The ISI started promoting parallel groups. Some of them were dissatisfied elements of the JKLF and others were from the larger number of Kashmiri youths who had crossed over from the Valley in the first few months of 1990 with the first flush of success. The book says that for a few months ISI watched this experiment carefully and evaluated it rather closely. The Kashmiri militant leadership did not measure up to ISI standards like the Afghan mujahideen had done earlier. According to them the Kashmiris were not able to stand up to
the Indian security forces and needed backup and direction in action.

Subsequently, the ISI decided to kill two birds with one stone. The book says that ISI devised a plan under which large number of Afghan refugees were to be located in semi-permanent settlements in sparsely populated areas of PoK. A few thousand selected out of them were to be sent across the LoC, into Kashmir to virtually take charge of the different outfits. These were the one who, according to the book, had been trained in the Markaz-e- Dawaar Al Irshaad. Its headquarters is near Lahore and controls and directs three main training centres, one each in Pakistan, PoK and Afghanistan.

The ISI, the book pointed out, had been studying and assessing the end results of the actions and exploits of the Kashmiri militants
operating under different outfits. They seemed to be “thoroughly dissatisfied” with the casualties they were able to inflict. The number of personnel of Indian security forces killed or injured seriously was not commensurate with ISI’s “investment” in number of trained militants
who had been provided with unlimited supply of latest and sophisticated arms.

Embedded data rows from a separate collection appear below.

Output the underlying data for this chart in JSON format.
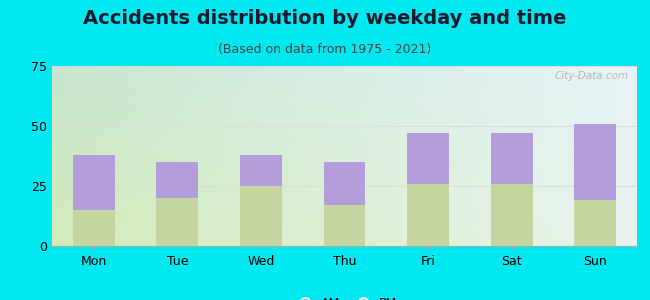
{
  "title": "Accidents distribution by weekday and time",
  "subtitle": "(Based on data from 1975 - 2021)",
  "categories": [
    "Mon",
    "Tue",
    "Wed",
    "Thu",
    "Fri",
    "Sat",
    "Sun"
  ],
  "pm_values": [
    15,
    20,
    25,
    17,
    26,
    26,
    19
  ],
  "am_values": [
    23,
    15,
    13,
    18,
    21,
    21,
    32
  ],
  "am_color": "#b39ddb",
  "pm_color": "#c5d5a0",
  "bg_color": "#00e8f0",
  "ylim": [
    0,
    75
  ],
  "yticks": [
    0,
    25,
    50,
    75
  ],
  "bar_width": 0.5,
  "title_fontsize": 14,
  "subtitle_fontsize": 9,
  "tick_fontsize": 9,
  "legend_fontsize": 9,
  "watermark": "City-Data.com",
  "grid_color": "#dddddd"
}
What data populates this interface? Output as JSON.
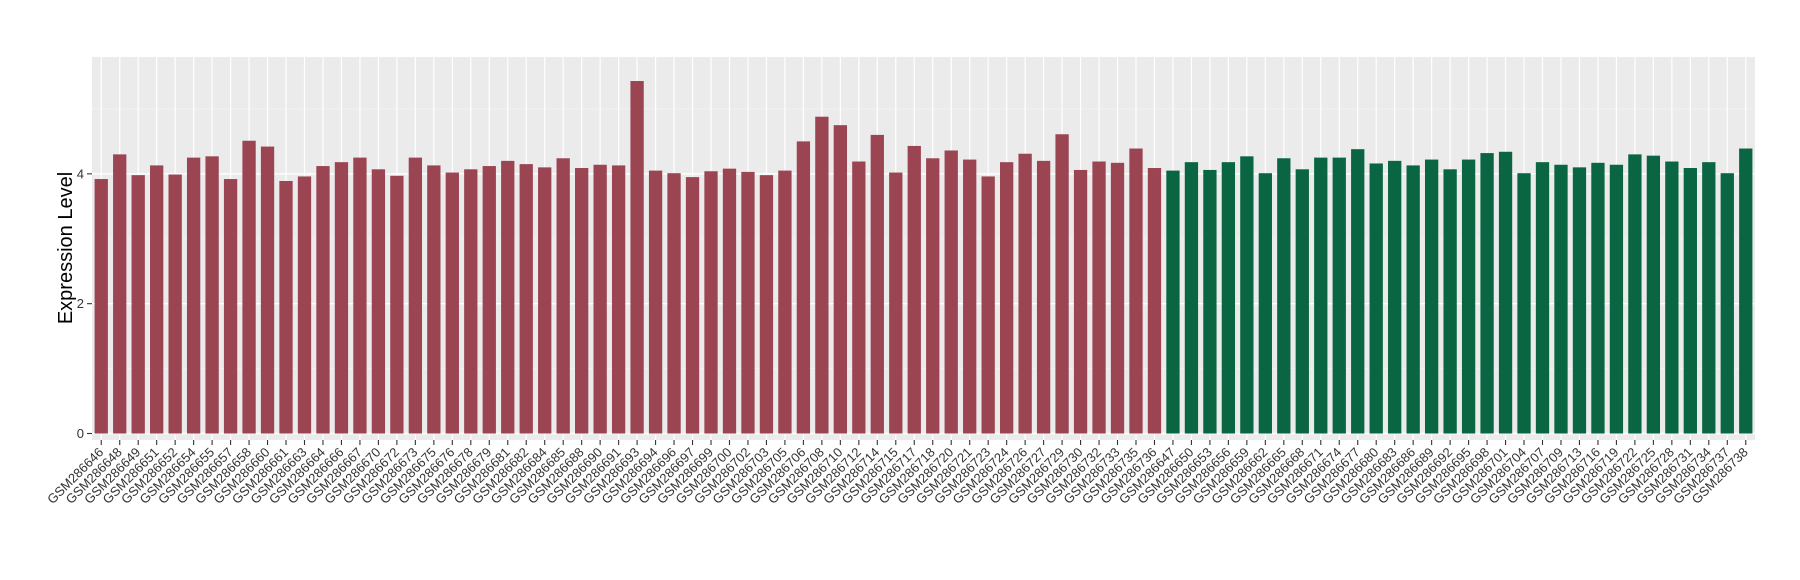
{
  "chart_data": {
    "type": "bar",
    "title": "",
    "xlabel": "",
    "ylabel": "Expression Level",
    "ylim": [
      -0.1,
      5.8
    ],
    "y_ticks": [
      0,
      2,
      4
    ],
    "grid": true,
    "legend": "none",
    "colors": {
      "group1": "#9b4553",
      "group2": "#0a6642",
      "panel_bg": "#ebebeb",
      "grid_major": "#ffffff",
      "grid_minor": "#f3f3f3"
    },
    "series": [
      {
        "color": "#9b4553",
        "categories": [
          "GSM286646",
          "GSM286648",
          "GSM286649",
          "GSM286651",
          "GSM286652",
          "GSM286654",
          "GSM286655",
          "GSM286657",
          "GSM286658",
          "GSM286660",
          "GSM286661",
          "GSM286663",
          "GSM286664",
          "GSM286666",
          "GSM286667",
          "GSM286670",
          "GSM286672",
          "GSM286673",
          "GSM286675",
          "GSM286676",
          "GSM286678",
          "GSM286679",
          "GSM286681",
          "GSM286682",
          "GSM286684",
          "GSM286685",
          "GSM286688",
          "GSM286690",
          "GSM286691",
          "GSM286693",
          "GSM286694",
          "GSM286696",
          "GSM286697",
          "GSM286699",
          "GSM286700",
          "GSM286702",
          "GSM286703",
          "GSM286705",
          "GSM286706",
          "GSM286708",
          "GSM286710",
          "GSM286712",
          "GSM286714",
          "GSM286715",
          "GSM286717",
          "GSM286718",
          "GSM286720",
          "GSM286721",
          "GSM286723",
          "GSM286724",
          "GSM286726",
          "GSM286727",
          "GSM286729",
          "GSM286730",
          "GSM286732",
          "GSM286733",
          "GSM286735",
          "GSM286736"
        ],
        "values": [
          3.92,
          4.3,
          3.98,
          4.13,
          3.99,
          4.25,
          4.27,
          3.92,
          4.51,
          4.42,
          3.89,
          3.96,
          4.12,
          4.18,
          4.25,
          4.07,
          3.97,
          4.25,
          4.13,
          4.02,
          4.07,
          4.12,
          4.2,
          4.15,
          4.1,
          4.24,
          4.09,
          4.14,
          4.13,
          5.43,
          4.05,
          4.01,
          3.95,
          4.04,
          4.08,
          4.03,
          3.98,
          4.05,
          4.5,
          4.88,
          4.75,
          4.19,
          4.6,
          4.02,
          4.43,
          4.24,
          4.36,
          4.22,
          3.96,
          4.18,
          4.31,
          4.2,
          4.61,
          4.06,
          4.19,
          4.17,
          4.39,
          4.09
        ]
      },
      {
        "color": "#0a6642",
        "categories": [
          "GSM286647",
          "GSM286650",
          "GSM286653",
          "GSM286656",
          "GSM286659",
          "GSM286662",
          "GSM286665",
          "GSM286668",
          "GSM286671",
          "GSM286674",
          "GSM286677",
          "GSM286680",
          "GSM286683",
          "GSM286686",
          "GSM286689",
          "GSM286692",
          "GSM286695",
          "GSM286698",
          "GSM286701",
          "GSM286704",
          "GSM286707",
          "GSM286709",
          "GSM286713",
          "GSM286716",
          "GSM286719",
          "GSM286722",
          "GSM286725",
          "GSM286728",
          "GSM286731",
          "GSM286734",
          "GSM286737",
          "GSM286738"
        ],
        "values": [
          4.05,
          4.18,
          4.06,
          4.18,
          4.27,
          4.01,
          4.24,
          4.07,
          4.25,
          4.25,
          4.38,
          4.16,
          4.2,
          4.13,
          4.22,
          4.07,
          4.22,
          4.32,
          4.34,
          4.01,
          4.18,
          4.14,
          4.1,
          4.17,
          4.14,
          4.3,
          4.28,
          4.19,
          4.09,
          4.18,
          4.01,
          4.39
        ]
      }
    ]
  }
}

The ISI felt that in contrast the casualties suffered by militants
were proportionately higher than should be. The ISI, the book divulged,
then decided that militants should be inducted from outside – they would be inbred with a sense of purpose, steeped in spirit of jehad, bolder and not afraid either to kill or be killed. They were highly motivated
fanatics bred on verses of Koran and fired by the concept of Ummah –
an Islamic world that does not recognise borders and frontiers.

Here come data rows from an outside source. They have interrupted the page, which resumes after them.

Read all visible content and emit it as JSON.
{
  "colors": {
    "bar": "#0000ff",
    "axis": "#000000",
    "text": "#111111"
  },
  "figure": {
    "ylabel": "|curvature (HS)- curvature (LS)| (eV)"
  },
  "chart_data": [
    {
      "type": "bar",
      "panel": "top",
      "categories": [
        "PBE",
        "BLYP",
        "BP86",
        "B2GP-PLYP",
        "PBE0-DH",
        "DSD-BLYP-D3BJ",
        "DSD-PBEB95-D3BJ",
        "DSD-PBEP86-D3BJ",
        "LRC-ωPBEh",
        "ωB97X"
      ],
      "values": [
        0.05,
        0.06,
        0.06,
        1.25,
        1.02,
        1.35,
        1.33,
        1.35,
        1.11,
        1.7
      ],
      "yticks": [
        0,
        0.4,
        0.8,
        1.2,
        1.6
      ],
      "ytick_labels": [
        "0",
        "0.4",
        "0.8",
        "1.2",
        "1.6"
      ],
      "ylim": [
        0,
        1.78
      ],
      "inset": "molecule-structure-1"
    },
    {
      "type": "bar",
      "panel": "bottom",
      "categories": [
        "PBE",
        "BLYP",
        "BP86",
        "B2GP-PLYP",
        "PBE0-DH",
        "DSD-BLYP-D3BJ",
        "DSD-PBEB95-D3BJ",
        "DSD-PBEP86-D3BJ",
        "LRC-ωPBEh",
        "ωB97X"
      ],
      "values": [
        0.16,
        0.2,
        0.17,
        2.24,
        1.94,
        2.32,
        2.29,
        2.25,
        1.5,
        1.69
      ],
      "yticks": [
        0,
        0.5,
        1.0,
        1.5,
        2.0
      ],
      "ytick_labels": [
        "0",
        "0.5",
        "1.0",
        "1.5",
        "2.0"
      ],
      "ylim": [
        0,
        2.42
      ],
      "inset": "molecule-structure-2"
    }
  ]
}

The book has also divulged: Another reason for Pakistan to push more
foreigners was distrust of Kashmiri militants. Some sections had
started showing fatigue, some had started surrendering and others were
lapsing into inactivity. Pakistan wanted better control over the
activities of Kashmiri militants and hence needed to induct foreign
militants. By sending them across to Kashmir, Pakistan loses nothing except some money. Some of the mercenaries had much knowledge about the political motivations of Pakistan and its designs.